令和工芸、と呼ぶのがなんだかしっくりくる。

戦後にでっち上げられた「伝統工芸」という概念がこじれにこじれた昭和。手工業が「ものづくり」、と平仮名で記され、手で作るものにやみくもなありがた感が醸成された平成。
「ものづくり」の「もの」って何ですかい? 
この言い方には、工芸の作り手も製品も(その良し悪しや必然性も)個別に評価や検討する必要なく、ただ手で作ってれば、なんでも有り難がたいです的なニュアンスがある。
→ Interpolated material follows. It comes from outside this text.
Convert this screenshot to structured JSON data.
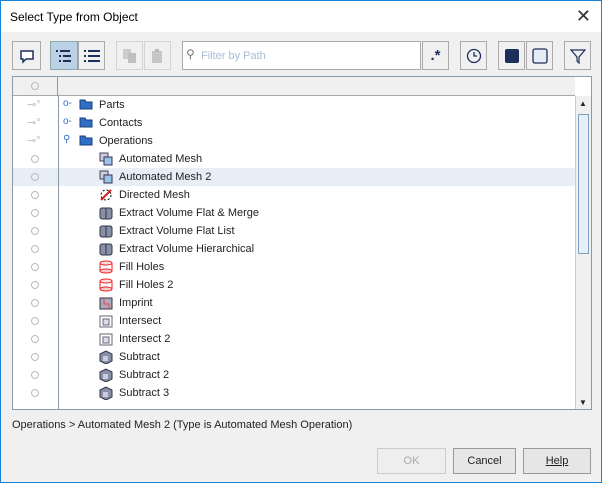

「もの」にも作り手にも失礼だし、そんなんじゃ、生き残れる技も救われない。

「和功絶佳」を見ると、令和の工芸は、個人作家抜きには語れない。いよいよ、手を使って作品(ものじゃない)を作る、現代のアーティストが並び立つ時代に見える。
作っている作家は現代を生きている人間なのだがらファッションやポップカルチャーともシームレスにつながっているのは当たり前。「ファッションと工芸の融合!」などと騒ぎ立てる必要あるか? 陶芸家がヒップポップ好きだと珍しいとする偏見の方が、どうにかしている。
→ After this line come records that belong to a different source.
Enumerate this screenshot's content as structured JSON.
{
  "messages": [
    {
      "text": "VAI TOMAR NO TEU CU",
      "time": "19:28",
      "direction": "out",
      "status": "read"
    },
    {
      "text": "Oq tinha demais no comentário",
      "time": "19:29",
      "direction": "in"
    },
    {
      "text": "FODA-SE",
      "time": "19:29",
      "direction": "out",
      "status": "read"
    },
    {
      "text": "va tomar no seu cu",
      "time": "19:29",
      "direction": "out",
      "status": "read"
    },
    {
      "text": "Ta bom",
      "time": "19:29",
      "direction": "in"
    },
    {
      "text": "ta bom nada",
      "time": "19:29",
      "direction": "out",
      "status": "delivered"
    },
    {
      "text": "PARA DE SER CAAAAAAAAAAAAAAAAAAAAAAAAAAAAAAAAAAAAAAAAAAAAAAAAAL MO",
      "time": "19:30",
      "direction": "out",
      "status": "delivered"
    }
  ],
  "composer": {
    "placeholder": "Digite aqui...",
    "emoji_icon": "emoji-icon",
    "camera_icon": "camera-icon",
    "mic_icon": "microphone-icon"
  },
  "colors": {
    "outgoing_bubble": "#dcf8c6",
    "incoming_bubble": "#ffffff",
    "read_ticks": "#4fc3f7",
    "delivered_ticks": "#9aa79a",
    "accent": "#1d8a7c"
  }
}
工芸は歴史上いつだって、その時代の最新のテクノロジーだった。
螺鈿や蒔絵は荘厳のためのハイテクだ。出品作家の池田晃将は、これに現代の技術であるレーザーカッティングを使っているが、いまのハイテクと過去のハイテクは、見事に相性がいい。アートであり技術である=工芸の出自が、現代の作家意識で、つながったのだ。

記念講演会で、截金ガラス作家の山本茜さんが「『弟子はとられないんですか』と聞かれますが、この技術は私一代だけのもの。他の作家さんは、自分の表現を模索してほしい」と語っていた。

「代々受け継がれる」「ものづくり」ではない工芸のアート。観る人の眼と意識は、急いで追いつかないといけません。